Food Delivery System Design Interview: The DoorDash Walkthrough

May 27, 202613 min read
interview-prepcareerdsaalgorithms
Food Delivery System Design Interview: The DoorDash Walkthrough
TL;DR
  • Browse is AP, ordering is CP: split consistency before drawing a single box, every storage decision follows from it
  • 25,000 location writes/sec is the dominant load, not the 150 order writes/sec most candidates fixate on
  • Driver locations live in Redis with a geospatial index, never in the same PostgreSQL table as orders
  • Order state machine: draw every state and actor explicitly, and make every transition idempotent
  • Dispatch uses Redis SETNX to prevent two concurrent orders from grabbing the same driver
  • WebSocket push beats polling for live tracking because one driver event fans out to exactly one customer
  • Geohash vs H3, Cassandra vs PostgreSQL: bring these tradeoffs up unprompted in the final five minutes

You open an app. You tap four things. Thirty minutes later a stranger hands you food through a car window. It sounds trivially simple, which is exactly why interviewers love this question. The moment you start drawing boxes, you realize you are actually designing three different systems with contradictory consistency requirements, a real-time logistics engine, and a geospatial matching problem. All at once. Good luck.

This walkthrough covers everything you need to navigate the DoorDash (or Uber Eats, or any food delivery) system design question: requirements, data model, the order state machine, driver dispatch, real-time tracking, and a clock breakdown for the 45-minute interview.


Start With Requirements, Not Boxes

The worst way to begin a system design interview is to immediately start drawing boxes. You will draw the wrong boxes. Spend three minutes on requirements first.

Functional requirements (agree on these explicitly):

  • Customers browse restaurants and menus
  • Customers place orders and track them in real time
  • Restaurants receive and accept/reject orders, update preparation status
  • Drivers (dashers) receive dispatch requests, accept or decline, navigate to pickup and dropoff
  • All parties see live order status

Non-functional requirements (these drive every tradeoff later):

  • Order placement: strong consistency required.

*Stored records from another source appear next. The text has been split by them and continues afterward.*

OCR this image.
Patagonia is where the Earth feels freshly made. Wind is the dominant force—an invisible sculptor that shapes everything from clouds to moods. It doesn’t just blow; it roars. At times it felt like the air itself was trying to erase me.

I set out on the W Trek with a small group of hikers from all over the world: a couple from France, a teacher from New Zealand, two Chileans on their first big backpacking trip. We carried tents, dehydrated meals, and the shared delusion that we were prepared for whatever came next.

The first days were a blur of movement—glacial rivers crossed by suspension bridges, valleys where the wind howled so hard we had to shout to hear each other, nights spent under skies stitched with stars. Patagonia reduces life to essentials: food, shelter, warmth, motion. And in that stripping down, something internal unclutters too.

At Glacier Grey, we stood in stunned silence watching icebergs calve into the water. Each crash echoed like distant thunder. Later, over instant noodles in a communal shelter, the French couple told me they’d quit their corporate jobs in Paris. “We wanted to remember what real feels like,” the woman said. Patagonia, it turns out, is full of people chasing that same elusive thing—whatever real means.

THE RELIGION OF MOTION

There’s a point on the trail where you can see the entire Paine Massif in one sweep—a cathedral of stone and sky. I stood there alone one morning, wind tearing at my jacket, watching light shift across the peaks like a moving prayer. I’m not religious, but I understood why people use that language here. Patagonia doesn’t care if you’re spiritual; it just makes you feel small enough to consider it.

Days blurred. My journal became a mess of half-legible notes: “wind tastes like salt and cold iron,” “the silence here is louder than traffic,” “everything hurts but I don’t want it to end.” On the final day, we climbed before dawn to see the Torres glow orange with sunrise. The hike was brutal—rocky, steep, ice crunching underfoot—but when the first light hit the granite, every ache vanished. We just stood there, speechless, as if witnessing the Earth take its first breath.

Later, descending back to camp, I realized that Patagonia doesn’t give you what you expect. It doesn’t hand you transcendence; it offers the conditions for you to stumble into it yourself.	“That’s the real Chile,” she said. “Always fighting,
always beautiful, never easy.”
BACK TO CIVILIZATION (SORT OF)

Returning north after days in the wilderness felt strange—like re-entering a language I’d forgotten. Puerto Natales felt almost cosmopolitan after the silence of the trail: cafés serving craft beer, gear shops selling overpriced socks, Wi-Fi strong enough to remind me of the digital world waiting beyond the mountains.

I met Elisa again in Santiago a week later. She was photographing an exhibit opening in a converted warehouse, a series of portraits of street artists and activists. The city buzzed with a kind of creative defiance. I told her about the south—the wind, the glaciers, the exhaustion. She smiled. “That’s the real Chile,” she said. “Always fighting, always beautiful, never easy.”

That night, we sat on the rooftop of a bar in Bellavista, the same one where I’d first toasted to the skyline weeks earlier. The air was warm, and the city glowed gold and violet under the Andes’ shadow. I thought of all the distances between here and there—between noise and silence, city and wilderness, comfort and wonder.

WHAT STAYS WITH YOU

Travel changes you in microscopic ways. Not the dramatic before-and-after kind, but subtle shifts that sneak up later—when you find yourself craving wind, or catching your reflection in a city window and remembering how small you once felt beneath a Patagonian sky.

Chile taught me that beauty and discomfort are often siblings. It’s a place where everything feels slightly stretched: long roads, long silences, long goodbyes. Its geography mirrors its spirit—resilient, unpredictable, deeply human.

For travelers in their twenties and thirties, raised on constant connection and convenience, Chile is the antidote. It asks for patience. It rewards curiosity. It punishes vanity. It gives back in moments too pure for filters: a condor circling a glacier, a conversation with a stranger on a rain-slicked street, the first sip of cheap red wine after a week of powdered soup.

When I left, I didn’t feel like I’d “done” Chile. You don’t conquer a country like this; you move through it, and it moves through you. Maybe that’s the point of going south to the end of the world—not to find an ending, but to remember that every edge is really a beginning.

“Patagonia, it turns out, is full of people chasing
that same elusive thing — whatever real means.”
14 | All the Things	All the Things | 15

A customer should never see "order placed" if payment failed or the item is unavailable
  • Location tracking: eventual consistency is fine. A 5-second delay on the driver's pin is acceptable
  • High availability for browse and search. A restaurant being temporarily stale in search results is tolerable; the checkout flow going down is not
  • Target: sub-200ms API responses for order placement, ~5s update interval for live tracking

Browse is AP (availability over consistency). Order and payment are CP (consistency over availability). Nail this split early. Every storage and architecture choice follows from it. If you get one thing across in the first five minutes, make it this.


The Number That Ruins Naive Designs

Interviewers want to see that you can estimate before designing. Round aggressively.

DoorDash processes roughly 2 million orders per day. Spread across 24 hours with lunch and dinner peaks around 3x baseline, peak order writes land around 100 to 150 per second. Not extreme. A single PostgreSQL primary handles that comfortably for years.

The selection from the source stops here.